Anthropic just dropped a benchmarking study that should make the scientific community sit up and pay attention. The company's discovery team developed BioMysteryBench, a bioinformatics evaluation containing 99 real-world tasks drawn from DNA/RNA sequencing data, proteomics, and metabolomics. The results? Claude Opus 4 solved 94% of human-solvable problems reliably—and more interestingly, cracked roughly 30% of questions that stumped panels of five domain experts entirely.
Why Scientific Benchmarks Are Hard to Build
The research team spent considerable effort explaining why scientific capability evals are notoriously difficult to construct. Biology in particular presents three compounding challenges: there are often multiple valid approaches to any given problem (unlike math with a single correct answer), individual research decisions introduce subjectivity that can swing conclusions in noisy datasets, and the most impactful questions—where AI could have the greatest utility—are precisely those humans haven't solved yet. Traditional benchmarks like MMLU-Pro test knowledge recall while agentic evals like SciGym use simulated environments where ground truth is known. BioMysteryBench takes a different tack: questions are derived from controllable properties of real biological data, not human conclusions. For instance, "What organism does this crystal structure belong to?" has an objective answer, and viral species identification can be validated against PCR assay metadata.
Claude's Reliability Varies Wildly Between Task Difficulty
The most striking finding isn't raw accuracy—it's reliability. When Anthropic ran each model five times per problem, a clear bimodal pattern emerged on human-solvable tasks: Opus 4 solved problems either nearly every attempt or not at all, with 86% of its solves occurring at least four out of five times. But flip to the human-difficult set and that drops to just 44%, with 44% of correct answers appearing only once in five attempts—statistically lucky reasoning paths rather than reproducible methods. This "brittleness" on hard problems is the more interesting story, according to Anthropic's own analysis. Sonnet 4 shows this even more sharply: 75% reliable solves on easy tasks collapse to just 22% on difficult ones, while its share of lucky wins jumps from 9% to 56%. The headline accuracy drop (77.4% down to 23.5%) understates what's actually happening—models know what they know on solvable problems but stumble onto solutions rather than derive them reliably on hard ones.
Two Strategies That Set Claude Apart
Anthropic identified two approaches Claude uses that humans don't: first, a "know-it-all" capability where Opus leverages its training on hundreds of thousands of papers to perform meta-analyses and database stitching directly from internal knowledge—solving tasks that would require human experts weeks of literature review. Second, when uncertain, Claude layers multiple independent methods and converges on answers where different approaches agree. This contrasts with human benchmarkers who tended toward single-strategy solutions. One particularly telling example showed humans using algorithms or databases to annotate dataset properties while Claude intuitively recognized sequence patterns—echoing how the TATA box promoter was originally discovered by a scientist noticing repetition in upstream gene sequences.

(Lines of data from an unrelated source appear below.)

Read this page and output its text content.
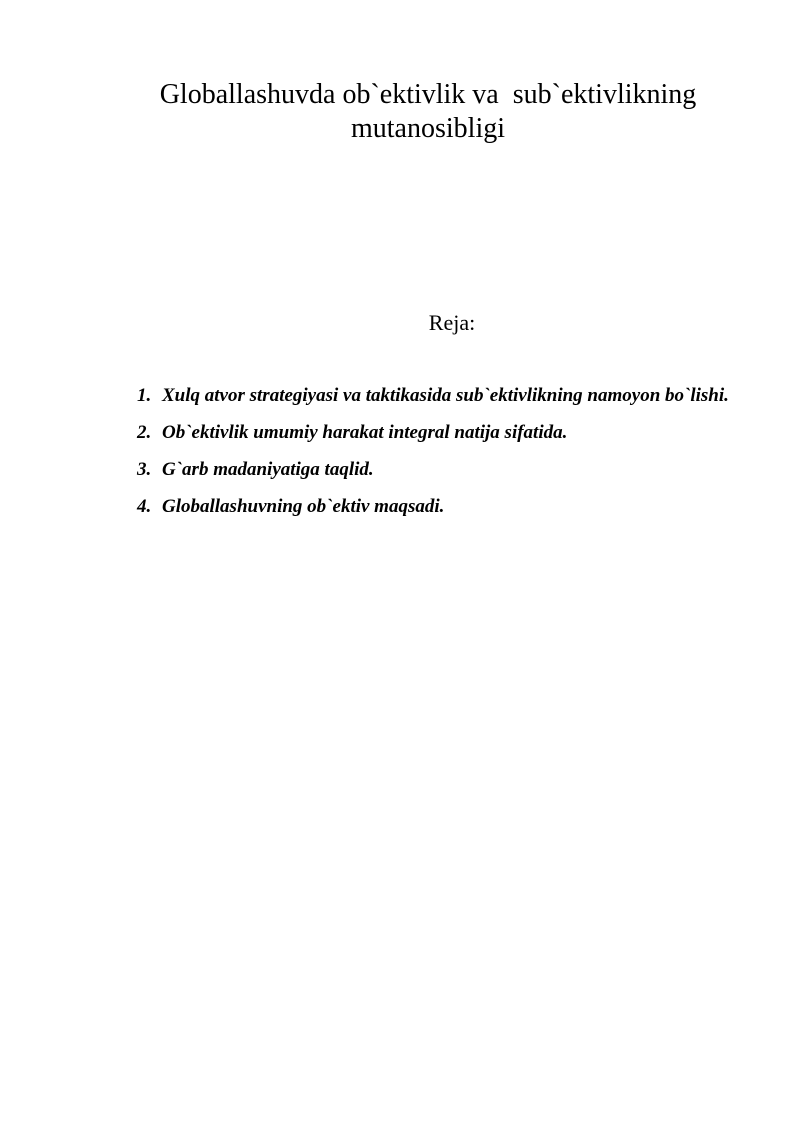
Globallashuvda ob`ektivlik va  sub`ektivlikning mutanosibligi

Reja:

1. Xulq atvor strategiyasi va taktikasida sub`ektivlikning namoyon bo`lishi.
2. Ob`ektivlik umumiy harakat integral natija sifatida.
3. G`arb madaniyatiga taqlid.
4. Globallashuvning ob`ektiv maqsadi.
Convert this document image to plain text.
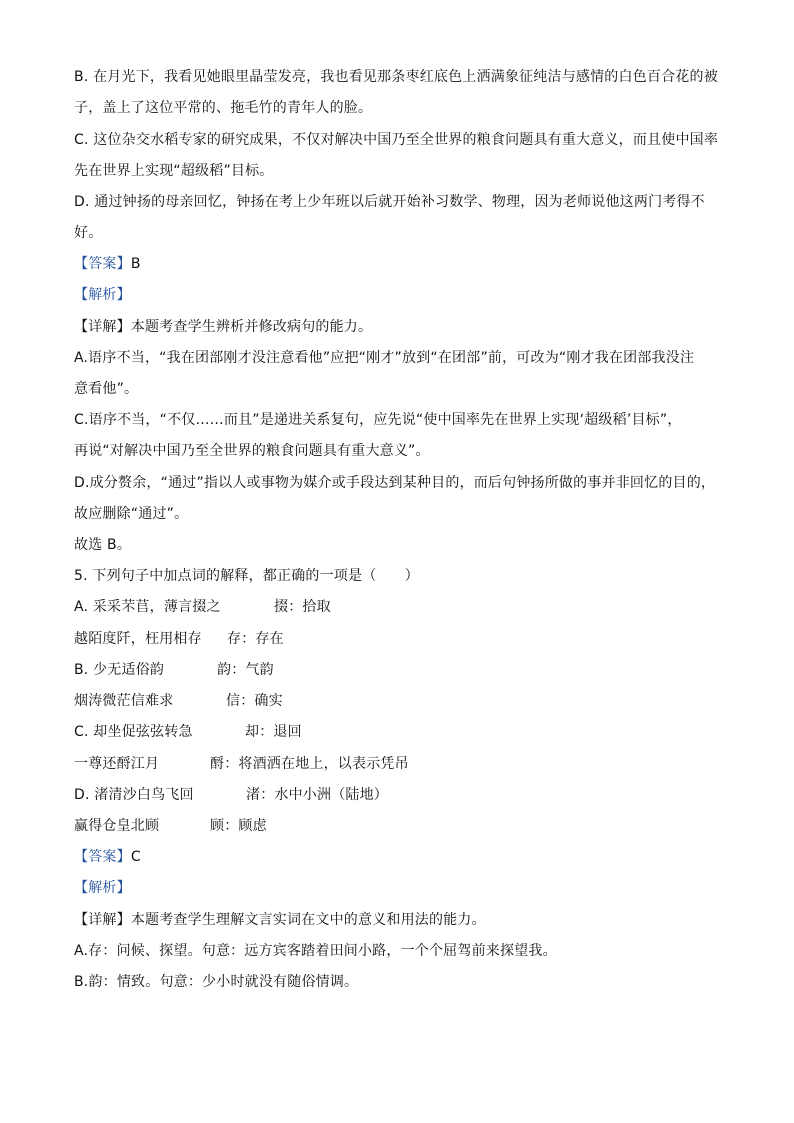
B. 在月光下，我看见她眼里晶莹发亮，我也看见那条枣红底色上洒满象征纯洁与感情的白色百合花的被
子，盖上了这位平常的、拖毛竹的青年人的脸。
C. 这位杂交水稻专家的研究成果，不仅对解决中国乃至全世界的粮食问题具有重大意义，而且使中国率
先在世界上实现“超级稻”目标。
D. 通过钟扬的母亲回忆，钟扬在考上少年班以后就开始补习数学、物理，因为老师说他这两门考得不
好。
【答案】B
【解析】
【详解】本题考查学生辨析并修改病句的能力。
A.语序不当，“我在团部刚才没注意看他”应把“刚才”放到“在团部”前，可改为“刚才我在团部我没注
意看他”。
C.语序不当，“不仅……而且”是递进关系复句，应先说“使中国率先在世界上实现‘超级稻’目标”，
再说“对解决中国乃至全世界的粮食问题具有重大意义”。
D.成分赘余，“通过”指以人或事物为媒介或手段达到某种目的，而后句钟扬所做的事并非回忆的目的，
故应删除“通过”。
故选 B。
5. 下列句子中加点词的解释，都正确的一项是（　　）
A. 采采芣苢，薄言掇之	掇：拾取
越陌度阡，枉用相存 存：存在
B. 少无适俗韵	韵：气韵
烟涛微茫信难求	信：确实
C. 却坐促弦弦转急	却：退回
一尊还酹江月	酹：将酒洒在地上，以表示凭吊
D. 渚清沙白鸟飞回	渚：水中小洲（陆地）
赢得仓皇北顾	顾：顾虑
【答案】C
【解析】
【详解】本题考查学生理解文言实词在文中的意义和用法的能力。
A.存：问候、探望。句意：远方宾客踏着田间小路，一个个屈驾前来探望我。
B.韵：情致。句意：少小时就没有随俗情调。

CompBioBench Echoes Results Independently
Anthropic notes that Genentech and Roche released their own computational biology benchmark, CompBioBench, around the same time with strikingly similar findings. Their 100-task eval showed Claude Opus 4 reaching 81% overall and 69% on hardest questions—reinforcing that frontier models have crossed a threshold where they're genuinely useful scientific collaborators rather than mere chat assistants.
Key Takeaways
- BioMysteryBench contains 99 real-world bioinformatics tasks with objective, verifiable answers derived from data properties rather than human conclusions
- Claude Opus 4 achieved 94% reliable solve rates on human-solvable problems (4+ out of 5 attempts) but only ~30% on questions humans couldn't answer
- Reliability analysis reveals that roughly half of "wins" on difficult problems are lucky reasoning paths rather than reproducible methods—a key metric beyond raw accuracy
- Independent CompBioBench from Genentech/Roche reached similar conclusions, suggesting these findings aren't artifacts of one benchmark's design
The Bottom Line
The gap between what AI can retrieve reliably versus derive creatively is the real frontier here—and that's where the interesting work lies. Anthropic's own models identified this pattern in their data before humans pointed it out, which suggests we're watching something genuinely new emerge: not just a powerful lookup engine, but a system developing something that looks uncomfortably like scientific taste.